Former Nigeria international Emmanuel Amuneke says he will continue to put himself forward for coaching jobs in Europe despite being overlooked by Spanish clubs in the past.
The 49-year-old, who last year led Tanzania to their first Africa Cup of Nations since 1980, is seeking a return to management after leaving his role at Egyptian side Misr El-Makkasa.
He also led Nigeria to the 2015 Under-17 World Cup in Chile while as player he won Olympic Gold in 1996, which came two years after winning the Africa Cup of Nations, playing at the World Cup and being named African Footballer of the Year.
“It’s frustrating and disappointing that despite playing here and undergoing your coaching training in Spain, Africans are never considered for a job in the country,” the former Barcelona player told BBC Sport Africa.
“I returned to Spain after winning the Under-17 World Cup and applied for jobs in the Spanish Leagues, but I was overlooked and not even shortlisted for interviews.
“A second division side in Spain showed strong interest through an agent, but despite my experience of playing in Spain, undertaking my coaching trainings here and winning the World Cup, it was not enough for them to put their trust in me.
“I’m not discouraged about this situation. I will continue to make myself available for any opportunities that may come or any vacant jobs that is open because Spain is where my family lives.”
Amuneke and former Super Eagles midfielder Seyi Olofinjana were recently approached for the vacant Nigeria Football Federation Technical Director’s role, but both rejected the job, which was filled by Austin Eguavoen last month.
As well as Egyptian side Zamalek, Amuneke shone at Portugal’s Sporting Club before moving to Spanish giants Barcelona in 1996.
He also played for Albacete in Spain as a player before earning Uefa’s highest coaching qualification – a Uefa Pro coaching licence – in the country after his retirement.
Despite obtaining his coaching badges with the Spanish Football Association (RFEF) at his home base in Santander, he has refused to accept that opportunities in Europe for an African manager should be limited.
“You can only keep knocking on different doors politely with a positive mindset that one day they will open it for you,” he insisted.
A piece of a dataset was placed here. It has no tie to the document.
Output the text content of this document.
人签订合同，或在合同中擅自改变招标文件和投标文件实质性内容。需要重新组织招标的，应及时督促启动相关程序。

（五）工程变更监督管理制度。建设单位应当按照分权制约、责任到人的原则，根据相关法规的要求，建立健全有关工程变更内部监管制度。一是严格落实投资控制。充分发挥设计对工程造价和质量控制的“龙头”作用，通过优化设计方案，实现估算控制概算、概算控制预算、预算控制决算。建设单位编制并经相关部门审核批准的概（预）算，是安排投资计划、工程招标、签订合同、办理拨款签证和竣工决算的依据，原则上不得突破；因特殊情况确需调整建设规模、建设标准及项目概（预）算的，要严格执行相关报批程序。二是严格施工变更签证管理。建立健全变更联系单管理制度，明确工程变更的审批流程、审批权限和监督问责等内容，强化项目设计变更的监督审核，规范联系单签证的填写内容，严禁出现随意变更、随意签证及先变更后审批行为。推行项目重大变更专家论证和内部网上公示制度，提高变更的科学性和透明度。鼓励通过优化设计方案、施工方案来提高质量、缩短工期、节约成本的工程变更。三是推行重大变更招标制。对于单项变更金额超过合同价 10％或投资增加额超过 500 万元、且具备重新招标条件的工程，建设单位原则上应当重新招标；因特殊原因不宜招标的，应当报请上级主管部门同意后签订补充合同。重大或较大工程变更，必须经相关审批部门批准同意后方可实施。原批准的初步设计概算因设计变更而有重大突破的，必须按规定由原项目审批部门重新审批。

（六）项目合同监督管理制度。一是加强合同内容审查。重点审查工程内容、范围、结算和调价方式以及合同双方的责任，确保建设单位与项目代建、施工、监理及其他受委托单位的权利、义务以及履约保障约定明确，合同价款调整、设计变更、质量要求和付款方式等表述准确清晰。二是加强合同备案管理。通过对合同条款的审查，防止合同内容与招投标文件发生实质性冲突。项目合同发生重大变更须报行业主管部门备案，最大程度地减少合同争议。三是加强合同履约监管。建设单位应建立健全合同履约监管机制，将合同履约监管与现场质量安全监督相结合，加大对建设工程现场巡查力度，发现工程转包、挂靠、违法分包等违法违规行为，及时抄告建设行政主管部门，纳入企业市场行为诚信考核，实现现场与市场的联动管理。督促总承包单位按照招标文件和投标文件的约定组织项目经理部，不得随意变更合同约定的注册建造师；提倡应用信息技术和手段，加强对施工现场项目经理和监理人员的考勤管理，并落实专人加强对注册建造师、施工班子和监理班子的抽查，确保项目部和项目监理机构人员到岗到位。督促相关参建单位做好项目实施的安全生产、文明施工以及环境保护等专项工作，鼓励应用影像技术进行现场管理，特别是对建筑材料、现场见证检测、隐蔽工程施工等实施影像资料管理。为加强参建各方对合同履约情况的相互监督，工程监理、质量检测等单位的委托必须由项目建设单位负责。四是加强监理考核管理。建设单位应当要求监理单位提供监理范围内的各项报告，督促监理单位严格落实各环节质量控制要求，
“No one should feel entitled to any job or seek a tokenism role, but instead continue to seek an equal opportunity like other managers.
“You never know, the next job might be in the Spanish league or elsewhere. I am happy with what I have achieved and what I am doing.
“I can only continue to stay optimistic and hopefully the objective [to manage in Spain] will be achieved.”
Earning more experience
Amuneke insists he is qualified enough to make an impact at any level and rejects his lack of experience ‘in European management’ as being a legitimate reason not to earn a first European managerial job.
“You first need a job to get experience and it has to start from somewhere,” he added.
“I’ve managed at youth and international level in Africa, as well as clubs. You need to also aim higher if you have the highest qualifications.
“Opportunities will always come if you keep your head up, continue to develop yourself and do what is needful to succeed as a coach.
“You can not limit yourself by thinking African all the time. Because if you are good enough to play in Europe then you must believe you are good enough to also manage in Europe.”
Amuneke left Tanzania by mutual consent following the team’s failure to progress to the knock-out stages of Egypt 2019.
A stellar career so far
The 1994 African Footballer of the Year previously managed his country’s youth teams and Sudanese club SC Khartoum.
He was the assistant coach when Nigeria won the Under-17 World Cup trophy for a record fourth time in the United Arab Emirates in 2013.
Two years later, he led the Golden Eaglets to a fifth U-17 World Cup title in Chile and, revered as a proven youth manager, he was swiftly promoted to coach the Nigeria’s under-20 side, the Flying Eagles.
As a player, he was a key part of the Super Eagles team, scoring both goals at the 1994 Africa Cup of Nations in Tunisia where Nigeria beat Zambia 2-1 to secure their second African title.
He also played for the Super Eagles at the 1994 World Cup – scoring memorable goals against Bulgaria and Italy.
Two years after that triumph in Tunisia, he scored the winner again as Nigeria stunned Argentina 3-2 in the 1996 Olympic football final in Atlanta to become the first African football nation to win Olympic gold.